Et je crois bien qu’il était une sorte de célébrité dans le quartier, car les ouvreuses des années dorées, ces années 60 où il est arrivé, riaient en lui rendant son ticket qu’elles venaient de déchirer en lui disant :
«bon, ben on ne vous accompagne pas, vous savez où vous allez»
et il me rejoignait toujours, sans hésitation, qu’il soit seul ou accompagné.

Je crois bien que c’est avec moi qu’il a vécu son premier baiser, et je me souviens encore que c’était bizarrement sur fond de Bud Spencer et Terry Hill... on ne choisit pas toujours un film adapté...

Et je ne peux m’empêcher de sourire quand je repense à toutes ces soirées où il est venu avec sa bande de copains aux voix adolescentes et aux plaisanteries crasses, cassant les pieds des spectateurs par leurs remarques bétasses.

Parce qu’il fallait bien que jeunesse se passe.

Il est venu des années, et il rythmait tranquillement mon existence.
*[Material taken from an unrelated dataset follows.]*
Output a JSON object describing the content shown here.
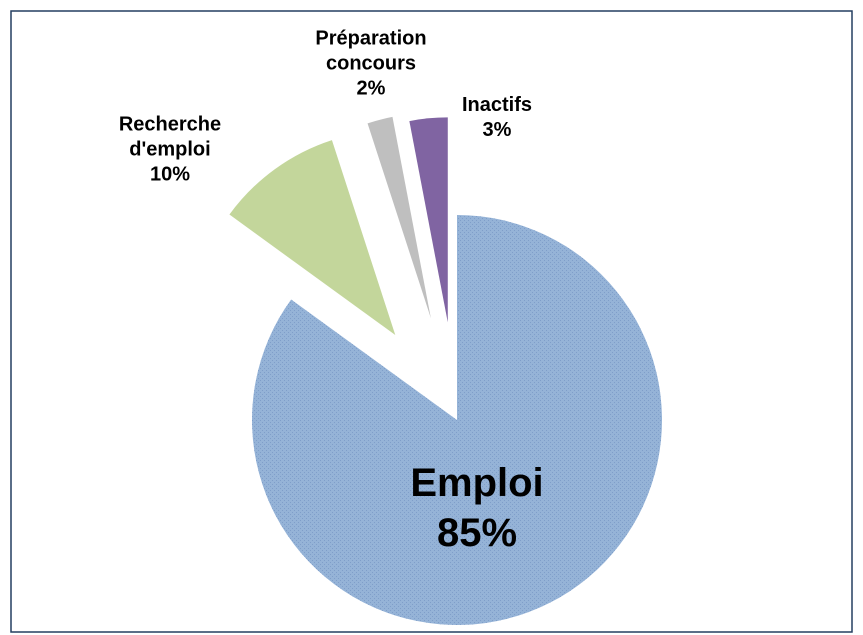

Tiens, le voila, un dimanche... tiens il est là avec elle une deuxième fois, c’est bien la première qui réussisse cet exploit...

Et puis il a disparu

Et j’ai continué mon métier,
Mais plus personne ne m’a choisi comme ca, à chaque fois, avec cette fidélité.
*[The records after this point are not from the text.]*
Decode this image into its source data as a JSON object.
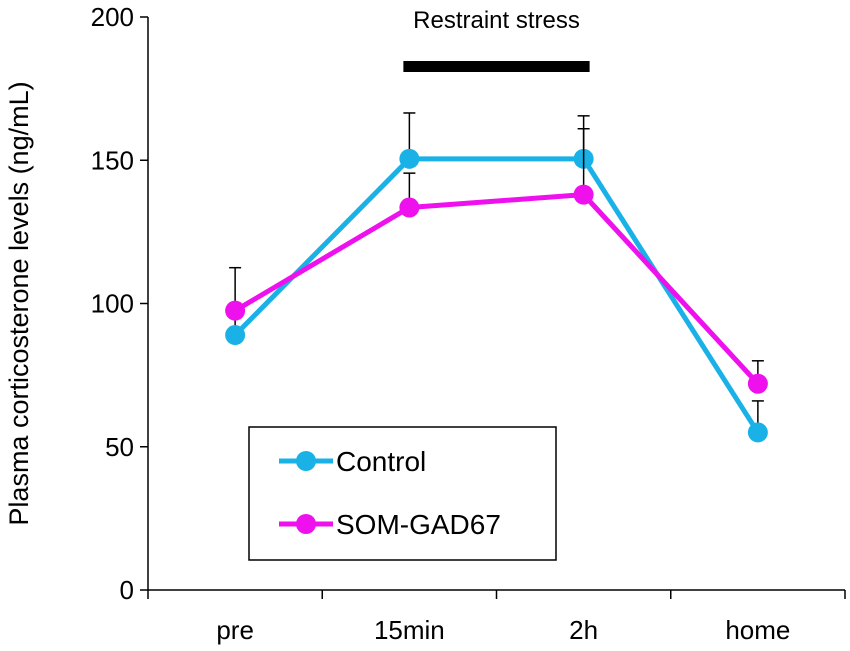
{
  "chart_data": {
    "type": "line",
    "title": "",
    "xlabel": "",
    "ylabel": "Plasma corticosterone levels (ng/mL)",
    "categories": [
      "pre",
      "15min",
      "2h",
      "home"
    ],
    "ylim": [
      0,
      200
    ],
    "yticks": [
      0,
      50,
      100,
      150,
      200
    ],
    "grid": false,
    "legend_position": "bottom-left",
    "series": [
      {
        "name": "Control",
        "color": "#1ab2e6",
        "values": [
          89,
          150.5,
          150.5,
          55
        ],
        "errors": [
          11,
          16,
          15,
          11
        ]
      },
      {
        "name": "SOM-GAD67",
        "color": "#ee11ee",
        "values": [
          97.5,
          133.5,
          138,
          72
        ],
        "errors": [
          15,
          12,
          23,
          8
        ]
      }
    ],
    "annotations": [
      {
        "text": "Restraint stress",
        "span": [
          "15min",
          "2h"
        ],
        "marker": "bar"
      }
    ]
  }
}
Et puis, et puis le temps a passé. Les guerres se sont succédées, avec les Indiens, les nazis, les étoiles... Les amoureux se sont enlacés, en Afrique avec les lions ou à Londres avec coup de foudre dans quartier charmant.
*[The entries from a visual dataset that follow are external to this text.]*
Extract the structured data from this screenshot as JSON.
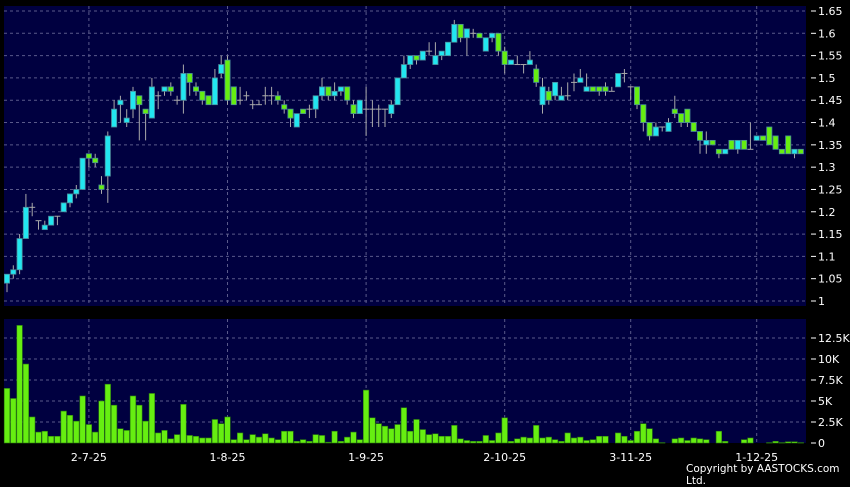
{
  "chart_data": {
    "type": "candlestick",
    "colors": {
      "up": "#22e6f0",
      "down": "#66ee11",
      "volume": "#66ee11",
      "background": "#000040",
      "grid": "#5a5a8a",
      "doji": "#aaaaaa"
    },
    "price_axis": {
      "ylim": [
        1.0,
        1.65
      ],
      "ticks": [
        "1",
        "1.05",
        "1.1",
        "1.15",
        "1.2",
        "1.25",
        "1.3",
        "1.35",
        "1.4",
        "1.45",
        "1.5",
        "1.55",
        "1.6",
        "1.65"
      ],
      "position": "right",
      "grid": true
    },
    "volume_axis": {
      "ylim": [
        0,
        14500
      ],
      "ticks": [
        {
          "value": 0,
          "label": "0"
        },
        {
          "value": 2500,
          "label": "2.5K"
        },
        {
          "value": 5000,
          "label": "5K"
        },
        {
          "value": 7500,
          "label": "7.5K"
        },
        {
          "value": 10000,
          "label": "10K"
        },
        {
          "value": 12500,
          "label": "12.5K"
        }
      ],
      "position": "right",
      "grid": true
    },
    "x_labels": [
      {
        "label": "2-7-25",
        "index": 13
      },
      {
        "label": "1-8-25",
        "index": 35
      },
      {
        "label": "1-9-25",
        "index": 57
      },
      {
        "label": "2-10-25",
        "index": 79
      },
      {
        "label": "3-11-25",
        "index": 99
      },
      {
        "label": "1-12-25",
        "index": 119
      }
    ],
    "ohlc": [
      [
        1.04,
        1.06,
        1.06,
        1.02
      ],
      [
        1.06,
        1.07,
        1.08,
        1.05
      ],
      [
        1.07,
        1.14,
        1.15,
        1.06
      ],
      [
        1.14,
        1.21,
        1.24,
        1.14
      ],
      [
        1.21,
        1.21,
        1.22,
        1.19
      ],
      [
        1.18,
        1.18,
        1.18,
        1.16
      ],
      [
        1.16,
        1.17,
        1.18,
        1.16
      ],
      [
        1.17,
        1.19,
        1.19,
        1.17
      ],
      [
        1.19,
        1.19,
        1.19,
        1.17
      ],
      [
        1.2,
        1.22,
        1.22,
        1.2
      ],
      [
        1.22,
        1.24,
        1.24,
        1.21
      ],
      [
        1.24,
        1.25,
        1.26,
        1.23
      ],
      [
        1.25,
        1.32,
        1.32,
        1.25
      ],
      [
        1.33,
        1.32,
        1.33,
        1.3
      ],
      [
        1.32,
        1.31,
        1.33,
        1.3
      ],
      [
        1.26,
        1.25,
        1.28,
        1.24
      ],
      [
        1.28,
        1.37,
        1.38,
        1.22
      ],
      [
        1.39,
        1.43,
        1.45,
        1.39
      ],
      [
        1.44,
        1.45,
        1.46,
        1.4
      ],
      [
        1.4,
        1.41,
        1.43,
        1.39
      ],
      [
        1.43,
        1.47,
        1.48,
        1.41
      ],
      [
        1.46,
        1.44,
        1.46,
        1.36
      ],
      [
        1.43,
        1.42,
        1.43,
        1.36
      ],
      [
        1.41,
        1.48,
        1.5,
        1.41
      ],
      [
        1.46,
        1.46,
        1.47,
        1.43
      ],
      [
        1.47,
        1.48,
        1.48,
        1.46
      ],
      [
        1.48,
        1.47,
        1.49,
        1.46
      ],
      [
        1.45,
        1.45,
        1.46,
        1.44
      ],
      [
        1.45,
        1.51,
        1.53,
        1.42
      ],
      [
        1.51,
        1.49,
        1.51,
        1.46
      ],
      [
        1.48,
        1.47,
        1.49,
        1.46
      ],
      [
        1.47,
        1.45,
        1.47,
        1.44
      ],
      [
        1.46,
        1.44,
        1.46,
        1.44
      ],
      [
        1.44,
        1.5,
        1.52,
        1.44
      ],
      [
        1.51,
        1.53,
        1.55,
        1.5
      ],
      [
        1.54,
        1.45,
        1.55,
        1.44
      ],
      [
        1.48,
        1.44,
        1.48,
        1.44
      ],
      [
        1.45,
        1.45,
        1.48,
        1.44
      ],
      [
        1.46,
        1.46,
        1.47,
        1.45
      ],
      [
        1.44,
        1.44,
        1.45,
        1.43
      ],
      [
        1.44,
        1.44,
        1.45,
        1.44
      ],
      [
        1.46,
        1.46,
        1.48,
        1.44
      ],
      [
        1.46,
        1.46,
        1.48,
        1.44
      ],
      [
        1.46,
        1.45,
        1.47,
        1.44
      ],
      [
        1.44,
        1.43,
        1.45,
        1.42
      ],
      [
        1.43,
        1.41,
        1.43,
        1.39
      ],
      [
        1.39,
        1.42,
        1.42,
        1.39
      ],
      [
        1.43,
        1.42,
        1.43,
        1.42
      ],
      [
        1.43,
        1.43,
        1.44,
        1.41
      ],
      [
        1.43,
        1.46,
        1.46,
        1.41
      ],
      [
        1.46,
        1.48,
        1.5,
        1.45
      ],
      [
        1.48,
        1.46,
        1.48,
        1.45
      ],
      [
        1.46,
        1.47,
        1.49,
        1.45
      ],
      [
        1.47,
        1.48,
        1.48,
        1.46
      ],
      [
        1.48,
        1.45,
        1.48,
        1.44
      ],
      [
        1.44,
        1.42,
        1.45,
        1.41
      ],
      [
        1.42,
        1.45,
        1.45,
        1.42
      ],
      [
        1.43,
        1.43,
        1.48,
        1.37
      ],
      [
        1.43,
        1.43,
        1.45,
        1.39
      ],
      [
        1.43,
        1.43,
        1.44,
        1.39
      ],
      [
        1.43,
        1.43,
        1.43,
        1.39
      ],
      [
        1.42,
        1.44,
        1.45,
        1.41
      ],
      [
        1.44,
        1.5,
        1.5,
        1.44
      ],
      [
        1.5,
        1.53,
        1.55,
        1.5
      ],
      [
        1.53,
        1.55,
        1.55,
        1.52
      ],
      [
        1.55,
        1.54,
        1.55,
        1.53
      ],
      [
        1.54,
        1.56,
        1.56,
        1.54
      ],
      [
        1.56,
        1.56,
        1.58,
        1.55
      ],
      [
        1.53,
        1.55,
        1.58,
        1.53
      ],
      [
        1.55,
        1.56,
        1.56,
        1.54
      ],
      [
        1.55,
        1.58,
        1.58,
        1.55
      ],
      [
        1.58,
        1.62,
        1.63,
        1.58
      ],
      [
        1.62,
        1.59,
        1.62,
        1.58
      ],
      [
        1.59,
        1.61,
        1.61,
        1.55
      ],
      [
        1.6,
        1.6,
        1.61,
        1.59
      ],
      [
        1.6,
        1.59,
        1.6,
        1.59
      ],
      [
        1.56,
        1.59,
        1.59,
        1.56
      ],
      [
        1.59,
        1.6,
        1.6,
        1.58
      ],
      [
        1.6,
        1.56,
        1.6,
        1.55
      ],
      [
        1.56,
        1.53,
        1.57,
        1.51
      ],
      [
        1.53,
        1.54,
        1.54,
        1.53
      ],
      [
        1.53,
        1.53,
        1.55,
        1.53
      ],
      [
        1.53,
        1.53,
        1.53,
        1.51
      ],
      [
        1.53,
        1.54,
        1.56,
        1.53
      ],
      [
        1.52,
        1.49,
        1.53,
        1.48
      ],
      [
        1.44,
        1.48,
        1.5,
        1.42
      ],
      [
        1.47,
        1.45,
        1.48,
        1.44
      ],
      [
        1.46,
        1.49,
        1.49,
        1.45
      ],
      [
        1.45,
        1.46,
        1.48,
        1.45
      ],
      [
        1.46,
        1.46,
        1.49,
        1.45
      ],
      [
        1.49,
        1.49,
        1.51,
        1.47
      ],
      [
        1.49,
        1.5,
        1.52,
        1.49
      ],
      [
        1.47,
        1.48,
        1.51,
        1.47
      ],
      [
        1.48,
        1.47,
        1.48,
        1.47
      ],
      [
        1.48,
        1.47,
        1.48,
        1.46
      ],
      [
        1.48,
        1.47,
        1.49,
        1.46
      ],
      [
        1.47,
        1.47,
        1.48,
        1.47
      ],
      [
        1.48,
        1.51,
        1.51,
        1.48
      ],
      [
        1.51,
        1.51,
        1.52,
        1.49
      ],
      [
        1.48,
        1.48,
        1.48,
        1.45
      ],
      [
        1.48,
        1.44,
        1.48,
        1.43
      ],
      [
        1.44,
        1.4,
        1.44,
        1.38
      ],
      [
        1.4,
        1.37,
        1.4,
        1.36
      ],
      [
        1.37,
        1.39,
        1.4,
        1.37
      ],
      [
        1.39,
        1.39,
        1.39,
        1.38
      ],
      [
        1.38,
        1.4,
        1.41,
        1.38
      ],
      [
        1.43,
        1.42,
        1.46,
        1.41
      ],
      [
        1.42,
        1.4,
        1.42,
        1.39
      ],
      [
        1.43,
        1.4,
        1.43,
        1.39
      ],
      [
        1.4,
        1.38,
        1.4,
        1.38
      ],
      [
        1.38,
        1.36,
        1.38,
        1.33
      ],
      [
        1.35,
        1.36,
        1.38,
        1.33
      ],
      [
        1.36,
        1.35,
        1.36,
        1.35
      ],
      [
        1.34,
        1.33,
        1.34,
        1.32
      ],
      [
        1.33,
        1.34,
        1.34,
        1.33
      ],
      [
        1.36,
        1.34,
        1.36,
        1.34
      ],
      [
        1.34,
        1.36,
        1.36,
        1.33
      ],
      [
        1.36,
        1.34,
        1.36,
        1.34
      ],
      [
        1.34,
        1.34,
        1.4,
        1.34
      ],
      [
        1.36,
        1.37,
        1.37,
        1.36
      ],
      [
        1.37,
        1.36,
        1.37,
        1.36
      ],
      [
        1.39,
        1.35,
        1.39,
        1.35
      ],
      [
        1.37,
        1.34,
        1.37,
        1.34
      ],
      [
        1.34,
        1.33,
        1.34,
        1.33
      ],
      [
        1.37,
        1.33,
        1.37,
        1.33
      ],
      [
        1.33,
        1.34,
        1.34,
        1.32
      ],
      [
        1.34,
        1.33,
        1.34,
        1.33
      ]
    ],
    "volume": [
      6500,
      5300,
      14000,
      9400,
      3100,
      1300,
      1400,
      800,
      800,
      3800,
      3300,
      2600,
      5600,
      2200,
      1300,
      5000,
      7000,
      4500,
      1700,
      1500,
      5600,
      4500,
      2600,
      5900,
      1200,
      1500,
      500,
      1000,
      4600,
      900,
      800,
      600,
      600,
      2800,
      2300,
      3100,
      400,
      1200,
      400,
      1000,
      700,
      1100,
      600,
      400,
      1400,
      1400,
      200,
      400,
      200,
      1000,
      900,
      100,
      1400,
      200,
      700,
      1300,
      400,
      6300,
      3000,
      2300,
      2000,
      1700,
      2200,
      4200,
      1400,
      2800,
      1600,
      1000,
      1100,
      800,
      800,
      2100,
      500,
      300,
      200,
      200,
      900,
      300,
      1200,
      3000,
      200,
      500,
      700,
      600,
      2100,
      600,
      700,
      400,
      200,
      1200,
      600,
      700,
      300,
      400,
      800,
      800,
      0,
      1200,
      800,
      300,
      1400,
      2300,
      1700,
      500,
      50,
      0,
      500,
      600,
      300,
      600,
      500,
      400,
      0,
      1400,
      200,
      0,
      0,
      400,
      600,
      0,
      0,
      50,
      200,
      50,
      150,
      150,
      50
    ]
  },
  "footer": {
    "copyright": "Copyright by AASTOCKS.com Ltd."
  }
}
La vie a été belle... à pleurer .

Et je sais que depuis tout ce temps, j’ai vieilli.
Mon velours, pourtant déjà changé, s’est démodé. 
Et en s’installant, mes clients font un drôle de bruit, et parfois même des remarques acides à mon endroit.

Mais je veille, fidèle, avec mes os fatigués, et mon mécanisme que personne ne voit mais qui commence à rouiller,
et je sais que mes heures sont comptées.

Et cela me rendait un peu triste, parfois même un peu désespéré.

Jusqu’à cet après midi que je veux vous raconter. 
Cet après midi de mercredi dernier où tout a changé.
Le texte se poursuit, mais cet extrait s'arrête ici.